All That Glitters…Is Goldstone!

Maybe it’s just me, but I think a little bling in a bead is a good thing – make that, a GREAT thing!

Echo Series Bead With Encased Goldstone

I had a hard time offering this bead for sale, I wanted to keep it for myself!

This bead is so incredibly beautiful in person (if I do say so myself 😉 with all that shimmering, glittering goldstone suspended in crystal clear glass.

I usually don’t photograph my beads outside but I just had to take this one out in the sun to try and capture its true beauty.

I also love the fact that the colors are fairly neutral, so this bead can be worn with any other color.

Celestial Series Bead in Deep Blues

My Celestial series beads were a ‘happy accident’. I was trying to achieve a layering effect with both transparent and opaque glass. I wanted to be able to see the inner layers of glass from the surface.

With the addition of the silvered ivory and Dichroic glass it was clear that this bead resembled something ‘other-worldly’, hence the name = Celestial.

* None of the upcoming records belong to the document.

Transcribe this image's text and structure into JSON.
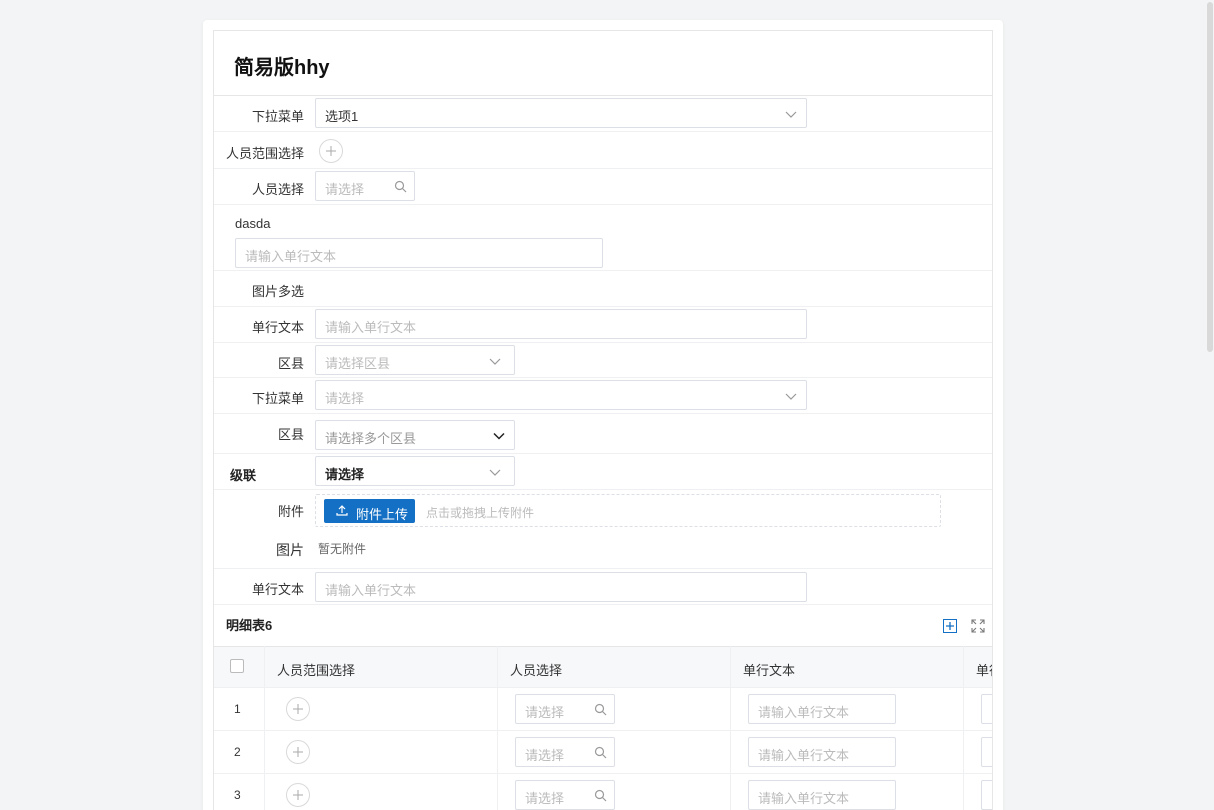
{
  "form": {
    "title": "简易版hhy",
    "fields": {
      "dropdown1": {
        "label": "下拉菜单",
        "value": "选项1"
      },
      "person_range": {
        "label": "人员范围选择"
      },
      "person_select": {
        "label": "人员选择",
        "placeholder": "请选择"
      },
      "dasda": {
        "label": "dasda",
        "placeholder": "请输入单行文本"
      },
      "image_multi": {
        "label": "图片多选"
      },
      "single_text1": {
        "label": "单行文本",
        "placeholder": "请输入单行文本"
      },
      "county1": {
        "label": "区县",
        "placeholder": "请选择区县"
      },
      "dropdown2": {
        "label": "下拉菜单",
        "placeholder": "请选择"
      },
      "county_multi": {
        "label": "区县",
        "placeholder": "请选择多个区县"
      },
      "cascade": {
        "label": "级联",
        "value": "请选择"
      },
      "attachment": {
        "label": "附件",
        "button": "附件上传",
        "hint": "点击或拖拽上传附件"
      },
      "image": {
        "label": "图片",
        "empty": "暂无附件"
      },
      "single_text2": {
        "label": "单行文本",
        "placeholder": "请输入单行文本"
      }
    }
  },
  "detail_table": {
    "title": "明细表6",
    "columns": [
      "人员范围选择",
      "人员选择",
      "单行文本",
      "单行"
    ],
    "rows": [
      {
        "index": "1",
        "person_placeholder": "请选择",
        "text_placeholder": "请输入单行文本"
      },
      {
        "index": "2",
        "person_placeholder": "请选择",
        "text_placeholder": "请输入单行文本"
      },
      {
        "index": "3",
        "person_placeholder": "请选择",
        "text_placeholder": "请输入单行文本"
      }
    ]
  },
  "icons": {
    "chevron": "chevron-down-icon",
    "search": "search-icon",
    "plus": "plus-icon",
    "upload": "upload-icon",
    "add_row": "add-square-icon",
    "fullscreen": "fullscreen-icon"
  },
  "colors": {
    "primary": "#1470c4",
    "page_bg": "#f3f4f5"
  }
}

It may look like a pretty straightforward, easy design to create, but this is actually one of the hardest beads to make simply because the colors and layers are so carefully arranged.

And when you’re working with hot, molten glass you don’t have a lot of time to think about placement. Half the time the colors are completely different when heated so a lot of it is guesswork, hoping it will come out as planned.

Art Deco Series Bead w/ Handpulled Twistie

Speaking of ‘happy accidents’… This bead started off as planned, but then took on a life of it’s own half way through.

There is a lot going on with this bead and including the time it takes to create the twistie you see in the middle, it’s one of the most time consuming designs I have made.

The twistie is handmade, by me, using olive green, deep red and ivory colored glass. It is applied in a specific pattern  to a ball of glass then carefully heated and, when molten, handpulled while being twisted at the same time.

This bead also includes a sheet of pure fine silver foil encased just beneath the surface. The silver foil gives the bead this unique warm glow as it reflects light from within.

I wound goldstone stringer around each ‘hemisphere’ and left it slightly raised off the surface so that the bead had some texture and dimension to it.

**All these beads are currently available on eBay – just click here to view them! **

Until next time,

CC

Satake Soup

Satake Glass Rods

A while ago, I purchased a small stash of Japanese Satake glass rods. I kept hearing that this glass that is a ‘match made in heaven’ for those of us with single fuel torches. So I just had to try it!

When I first got it and tried it, it was a disaster! I boiled every color to smitherines! Since then, those beautiful glass rods have just been in a lonley corner of my studio collecting dust…literally.

Then, a couple days ago, I decided to try using this glass again. This attempt was slightly more successful than the last.

Satake glass turns to drippy molten soup in an instant making it very difficult to control, much less achieve a pleasing and symmetrical shape. I did manage a nice bi-colored tab bead and heart. BUT……what I forgot, is that Satake glass anneals at a lower temperature than the Italian/German glass I normally use. So when I pulled these Satake beads out of the kiln the next morning…this is what I saw…

Satake HeartSatake Disk

 

You can see how the glass slumped in the kiln. Also, the brown on the disk-shaped bead ended up overheating and discoloring a bit, turning more metallic.

This is a very tricky glass and one that I probably won’t be using often as the methods I’ve grown accustomed to simply don’t apply to Satake. It is also considerably more expensive, so although it’s fun to play with, the most I will probably do with this glass in the future is just make spacer beads with it.

C.C.

Musings of a Lampworker – The First Post

Although I very much doubt many people, if any, will actually read this first blog post, I have to start somewhere – so I’m just going to jump right in.

At the moment, I am waiting on two good sized glass orders. Including beautiful rubino and silver glass just waiting to be incorporated into some new designs I have planned.

I recently purchased a couple of new tutorials with advanced techniques I am dying to try. One using copper mesh I’ve had for a long time from fusing and another making rose murrini to bring me back to my painting on glass days.

Soon to come, beads for sale on Etsy and Artfire – not sure about eBay…still thinking over that idea. Their ever increasing listing and selling fees give me pause – but I have many years of great feedback on eBay so I may just dip my toe in for a while to test the waters there first.